Biomedical knowledge is fact based. Medical students internalize and memorize the basic facts by listening to various types of lectures, and by reading text books, scientific articles, and the like. Most important, perhaps, is the in-depth understanding of the underlying pathophysiological principles that will unlikely change in the near future and from which most (if not all) elements relevant to disease management can be derived. On the contrary, the detailed specifics of current disease management will often already be outdated when today’s learners will be licensed and enter practice some years down the road. The half-life of specialized biomedical knowledge is often quoted as amounting to not much more than 5 years.

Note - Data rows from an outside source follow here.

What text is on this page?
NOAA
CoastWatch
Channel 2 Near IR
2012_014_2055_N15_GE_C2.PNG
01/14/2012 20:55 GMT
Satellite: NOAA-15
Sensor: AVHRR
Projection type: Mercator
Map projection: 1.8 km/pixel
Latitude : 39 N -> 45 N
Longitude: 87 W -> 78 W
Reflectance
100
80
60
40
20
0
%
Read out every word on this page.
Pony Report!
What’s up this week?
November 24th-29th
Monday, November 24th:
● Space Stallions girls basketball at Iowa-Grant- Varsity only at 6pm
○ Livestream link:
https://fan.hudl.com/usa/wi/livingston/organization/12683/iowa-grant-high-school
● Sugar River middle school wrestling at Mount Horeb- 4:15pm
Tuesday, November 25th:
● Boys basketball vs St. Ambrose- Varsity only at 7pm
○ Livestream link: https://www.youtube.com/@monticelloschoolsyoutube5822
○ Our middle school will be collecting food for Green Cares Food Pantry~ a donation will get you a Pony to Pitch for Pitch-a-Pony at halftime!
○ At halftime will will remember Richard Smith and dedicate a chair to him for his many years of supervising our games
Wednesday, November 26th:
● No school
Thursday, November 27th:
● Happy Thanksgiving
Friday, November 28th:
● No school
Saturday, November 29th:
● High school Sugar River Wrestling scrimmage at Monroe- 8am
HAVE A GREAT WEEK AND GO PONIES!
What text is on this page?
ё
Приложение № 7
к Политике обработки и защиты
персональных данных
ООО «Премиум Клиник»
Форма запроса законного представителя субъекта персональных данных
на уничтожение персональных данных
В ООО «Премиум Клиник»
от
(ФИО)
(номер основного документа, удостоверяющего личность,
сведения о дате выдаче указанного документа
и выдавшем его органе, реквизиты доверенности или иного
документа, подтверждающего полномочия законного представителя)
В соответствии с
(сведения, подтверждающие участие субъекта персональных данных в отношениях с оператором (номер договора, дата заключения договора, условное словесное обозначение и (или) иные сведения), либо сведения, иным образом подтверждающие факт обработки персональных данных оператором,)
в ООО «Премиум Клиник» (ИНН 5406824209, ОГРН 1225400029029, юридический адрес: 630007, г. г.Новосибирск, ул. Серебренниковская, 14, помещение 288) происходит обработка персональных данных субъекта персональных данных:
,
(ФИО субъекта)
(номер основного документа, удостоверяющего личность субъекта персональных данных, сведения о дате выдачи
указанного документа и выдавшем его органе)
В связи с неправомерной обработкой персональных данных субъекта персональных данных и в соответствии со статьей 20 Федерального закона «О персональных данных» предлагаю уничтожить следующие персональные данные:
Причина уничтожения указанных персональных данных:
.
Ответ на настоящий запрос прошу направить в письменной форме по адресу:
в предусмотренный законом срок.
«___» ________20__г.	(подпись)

Clinical training is learning the skill of how to apply the biomedical knowledge to a patient, i.e. the individual, suffering human being in front of us. This is the art of medicine. The art of medicine cannot be mastered by reading a text book or listening to a lecture. It has to be learned the hard way through supervised practice. Clinical training is an apprenticeship. This is obvious for interventional disciplines in which manual skills play a key role such as surgery, GI endoscopy or interventional cardiology, but applies equally to disciplines dominated by cognitive skills such as psychiatry and many subspecialty areas of internal medicine. The application of medicine, especially in (but not limited to) urgent situations, lives from pattern recognition and reflexively applying the action appropriate to the situation. Mastering this, requires repetitive exposure to as many conditions and situations as can be encountered in a given subspecialty.
Apart from manual and cognitive skills, finding the right tone and using the right vocabulary to communicate across different believe and value systems requires exercising and practice. Without this, the two parties in a patient-doctor encounter (in which there is often a lot at stake for the patient) will not be able to reliably talk the same language and understand each other’s message.
The notion that there is a dichotomy of learning and providing service is therefore a fundamental misunderstanding of clinical training. The clinical trainee, whether at the clerkship or PGY1-5 and beyond level, learns by providing service. Learning and providing service are inseparably intertwined. Without providing service the clinical trainee will not be able to learn the art of medicine.
To perform successfully, any artist, whether writer, painter or performing artist, requires to exercise and rehearse. Talent is required, but talent alone is not enough. Similarly, the clinical trainee will get better in applying their biomedical knowledge and gradually gain expertise by seeing and managing ever more patients – and being allowed to make mistakes from which one often learns the most (of course, within reason and risk mitigation by a supervisor).
The strict separation of learning and providing service in clinical teaching/learning that is so en vogue these days fundamentally lacks this understanding. By doing so, it prevents the learner from exercising as much as possible, thereby becoming a master in the art of medicine, i.e. it profoundly fails the clinical learner. For an artist, a hundred hours spent touring the galleries will never replace a hundred hours spent in front of the canvas. If medicine is a science and an art, the craft is what the clinical trainee is here to learn, and that craft is learned through practice.